L.A.-based toy company Mattell is facing some pushback from the Iranian government, re: the “destructive cultural and social consequences” that its freakishly perfect Barbie dolls have on the little girls of Iran.
Reuters reports that the ban was unofficially passed in 1996, but that the “morality police” have only recently been cracking down on toy stores. In effect, a sort of black-market Barbie trade has blossomed…
… so the girls can get their fix.
Here's where the regulation efforts get most embarassing: A government agency called the Institute for the Intellectual Development of Children and Young Adults tried to create an alternative to Barbie.
The doll's name is Sara, and she's smothered head-to-toe in traditional Iranian garb. Then there's Dara — the moral, traditional version of Mattel's Ken.
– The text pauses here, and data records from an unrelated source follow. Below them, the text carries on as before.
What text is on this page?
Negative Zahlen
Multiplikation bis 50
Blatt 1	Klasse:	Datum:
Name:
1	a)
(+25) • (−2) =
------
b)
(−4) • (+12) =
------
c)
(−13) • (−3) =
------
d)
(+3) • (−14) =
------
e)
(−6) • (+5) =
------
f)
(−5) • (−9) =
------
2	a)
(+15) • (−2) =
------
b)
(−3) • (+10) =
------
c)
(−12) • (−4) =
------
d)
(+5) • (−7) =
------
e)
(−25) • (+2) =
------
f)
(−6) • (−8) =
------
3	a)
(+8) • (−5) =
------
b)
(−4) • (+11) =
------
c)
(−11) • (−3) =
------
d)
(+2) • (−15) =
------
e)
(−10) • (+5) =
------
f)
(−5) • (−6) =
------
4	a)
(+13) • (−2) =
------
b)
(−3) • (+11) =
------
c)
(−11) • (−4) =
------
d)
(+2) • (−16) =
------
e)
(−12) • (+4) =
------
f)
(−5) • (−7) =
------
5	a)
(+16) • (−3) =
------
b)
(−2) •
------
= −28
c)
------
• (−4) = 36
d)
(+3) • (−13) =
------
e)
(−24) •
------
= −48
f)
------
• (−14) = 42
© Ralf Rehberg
Both have horrific unibrows, and are reportedly selling like woolly scarves on a hot day.
“We still sell Barbies but secretly and put these in the window to make the police think we are just selling these kinds of dolls,” one shop owner tells Reuters.
So basically, there's a Barbie Prohibition raging in Iran, and kids aren't going to settle for no stinking grape juice.
This quote from one little girl's mother so perfectly sums up what's wrong with Western culture, yet how futile the resistance:
“My daughter prefers Barbies. She says Sara and Dara are ugly and fat,” said Farnaz, a 38-year-old mother, adding that she could not find Barbie cartoon DVDs as she was told they were also banned from public sale.
Best (and worst) thing about kids is they say exactly what they're thinking. Iranian officials can try as they might to affect a new generation's perception of beauty, but unless they stick them in a dark, Internet-less box and never allow them a glimpse of the outside world (aka, send them to China), their perception of beauty will remain a product of nature and greater societal nurture.
“I think every Barbie doll is more harmful than an American missile,” a different toy seller tells an Iranian newspaper.
Yikes. Yes, it's a little depressing that unibrows will never be “in” and the ideal woman is marketed as having a 2-inch waist and complete absence of nose. But the children have spoken — they know what they want.
(And for the record, it's not always fair-haired Malibu Barbie. This blogger, as a young one, was more about the Middle-Eastern, Jasmine-looking dolls. As long as she had sparkly eyeshadow and a bikini, whatever.)
We've contacted Mattel, whose headquarters are based in El Segundo, to see if profits have been affected by the ban. But we're guessing the thriving Barbie black market has ensured that Mattel's execs remain 1 percenters and its products keep clearing the Indonesian rainforests as before. Some things we can always count on to remain the same.